40. Bölüm: Korkutucu Gelecek

5.9K 572 848
                                    

Her şey bir anda oldu.

O konuşmadan sonra acilen Rusya'ya dönmemiz gerektiğinin farkındaydık. S'in arkadan verdiği mesaj eğer doğruysa çok kötü şeyler olacaktı. Şahsen ümit ediyordum ki bu kötü olaylar bizi hazırlıksızken yakalamasın diye.

Tamamen hazırlıksız yakalamıştı.

Uçağa binmeden önce Karolek'e gelen telefon bir şeylerin başladığını haber vermişti.

"Bay Vasiliev, lütfen hemen geri dönün!" demişti Rishim endişe dolu sesle. Ben de endişe dolu gözlerimle yüzü kasılmış olan Karolek'e bakmıştım.

"Ortalık şuan tamamen karıştı."

Wang ShiRong, Feza Gökmen Çelebi tarafından sabaha karşı beşte kaçırılmıştı.

"Bu..." dedim elindeki telefonu kıracakmış gibi sıkan Karolek'e bakarken. Gözlerim şaşkınlıkla büyümüştü, bunu beklemiyordum. "Nasıl olabilir... Feza... Yok artık."

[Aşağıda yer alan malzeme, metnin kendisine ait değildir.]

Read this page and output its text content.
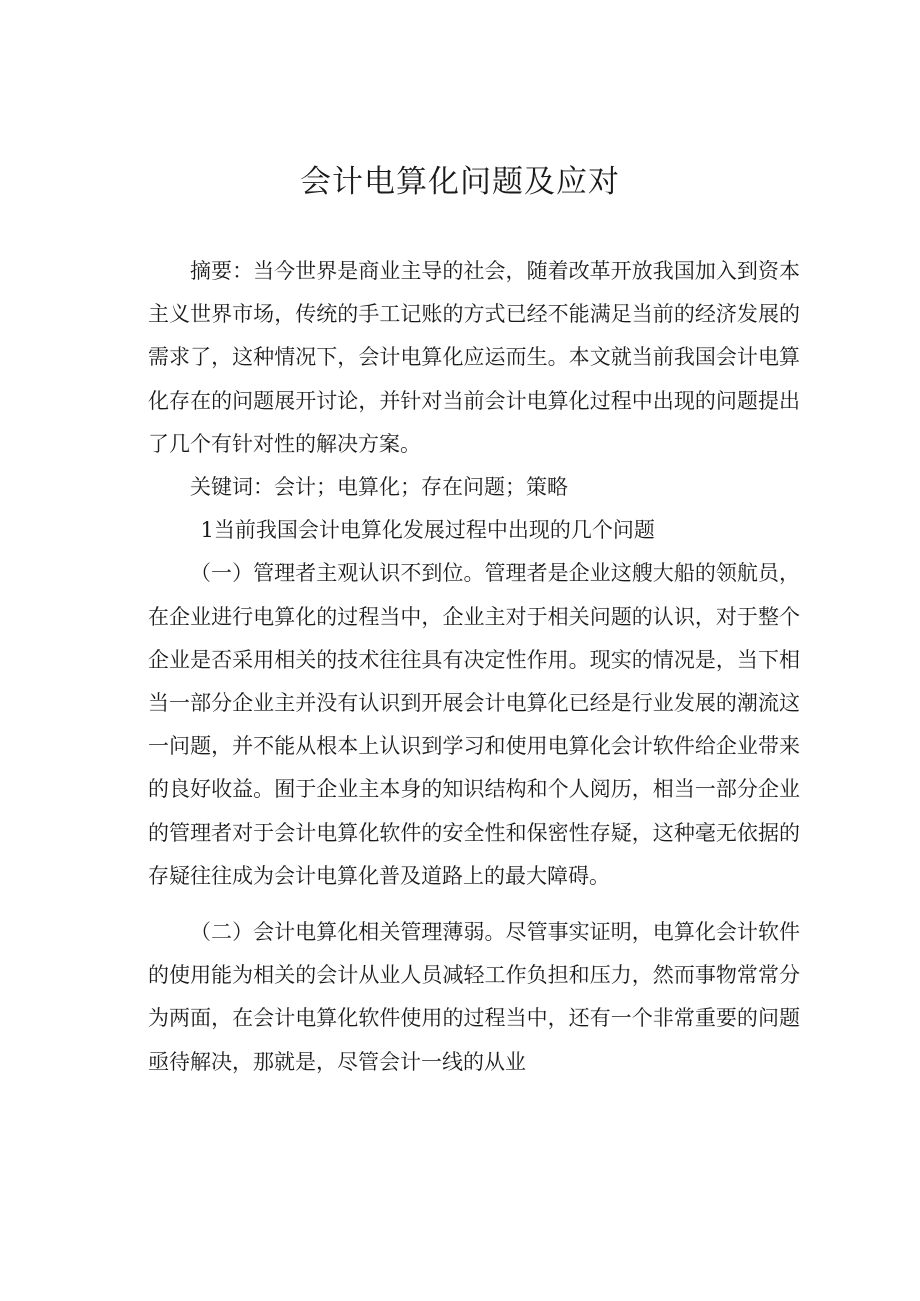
会计电算化问题及应对

摘要：当今世界是商业主导的社会，随着改革开放我国加入到资本主义世界市场，传统的手工记账的方式已经不能满足当前的经济发展的需求了，这种情况下，会计电算化应运而生。本文就当前我国会计电算化存在的问题展开讨论，并针对当前会计电算化过程中出现的问题提出了几个有针对性的解决方案。

关键词：会计；电算化；存在问题；策略

1当前我国会计电算化发展过程中出现的几个问题

（一）管理者主观认识不到位。管理者是企业这艘大船的领航员，在企业进行电算化的过程当中，企业主对于相关问题的认识，对于整个企业是否采用相关的技术往往具有决定性作用。现实的情况是，当下相当一部分企业主并没有认识到开展会计电算化已经是行业发展的潮流这一问题，并不能从根本上认识到学习和使用电算化会计软件给企业带来的良好收益。囿于企业主本身的知识结构和个人阅历，相当一部分企业的管理者对于会计电算化软件的安全性和保密性存疑，这种毫无依据的存疑往往成为会计电算化普及道路上的最大障碍。

（二）会计电算化相关管理薄弱。尽管事实证明，电算化会计软件的使用能为相关的会计从业人员减轻工作负担和压力，然而事物常常分为两面，在会计电算化软件使用的过程当中，还有一个非常重要的问题亟待解决，那就是，尽管会计一线的从业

Elimle yüzümü kapadım ve dişlerimi sıktım. Karolek hafifçe koyulaşmış sarılarını odaklandığı yerden ayırmadı ve, "Bizde bir şey var mı?" diye sordu sert bir sesle. Önceliği elbette Vasiliev ailesiydi. Eğer cidden bir şeyler başladıysa Vasiliev ailesinde de sıkıntılar çıkması olasıydı. Buna kesinlikle hazırlıklı değildik. Zaten aldığımız haberin şoku hala üstümüzdeyken ve cidden büyük bir tehdit altındayken, daha her şey ne kadar kötüye gidebilirdi?

"Şuan hala araştırıyoruz efendim. Tam olarak emin olunca sizi bilgilendirmek isterim." derken sesindeki ton hala endişesini belli ediyordu. Rishim'in sesini ilk kez bu kadar katı duyuyordum. Karolek bir süre sessiz kaldı ve, "Tamam, daha sonra beni bilgilendirin. Hızlı bir şekilde gelmeye çalışacağım." dedi. Rishim de onu birkaç kelime ile onaylarken telefonu kapatmıştı bile.

Yandan ona bakarken ağzımı bir şeyler demek için açtım. Endişeden hafifçe terlemiştim. Yutkundum. S'in bizi oyalamış olma ihtimali bile sinirimi bozuyordu. Ayrıca, Feza...

Bunu olma ihtimali her zaman aklımın bir köşesinde vardı ama bu kadarını da asla beklemiyordum... Eğer o ihanetini göstermişse bu saatten sonra birçok kişinin gerçek yüzü ortaya çıkacaktı. Belki de çıkmıştı bile. Haberleri almamız zaman meselesiydi.

Uçağa doğru yürürken, "Karolek..." dedim. Bana bir bakış bile atmadan seri adımlarla ilerlemeye devam etti. Ne diyeceğimi bilemez haldeyken, "Feza olayı... Belki de daha ciddiye almalıydık..." diye mırıldandım. Karolek'in adımları sesimle yavaşladı. Onu bekledim, belli ki bir şey söyleyecekti.

"Kendini herhangi bir konuda suçlama." dedi sert bir sesle. "Sen doğru olanı yaptın. Aptal olanlar onun kadar şüpheli birini serbest bırakanlardır."

Daha fazla yorum yapmadım. Zaten üstüne bir şey diyemezdim. Haklıydı, suçlu ben değildim. Ama içimdeki küçük bir yer onun bu işlere bulaşmasının nedenleri arasında benim de olabileceğimi söylüyordu.

Kafamı iki yana salladım ve o düşünceleri yok ettim.

Saçma sapan olaylara girmenin bir anlamı yoktu, sadece gelecekte olacaklara odaklanmam gerekiyordu.

Hazır olmalıydım. Çünkü hiç de iyi şeyler olmayacaktı.

***

Bizi alan arabanın içine hızlıca binerken Moskova'nın yolları kalabalıktı. Güneş bugün daha az ısıtıyordu insanları sanki. Karolek arabaya oturdu ve üzerini düzeltti. Şoför gaza basıp yola çıkar çıkmaz bilgi vermeye başlamıştı bile.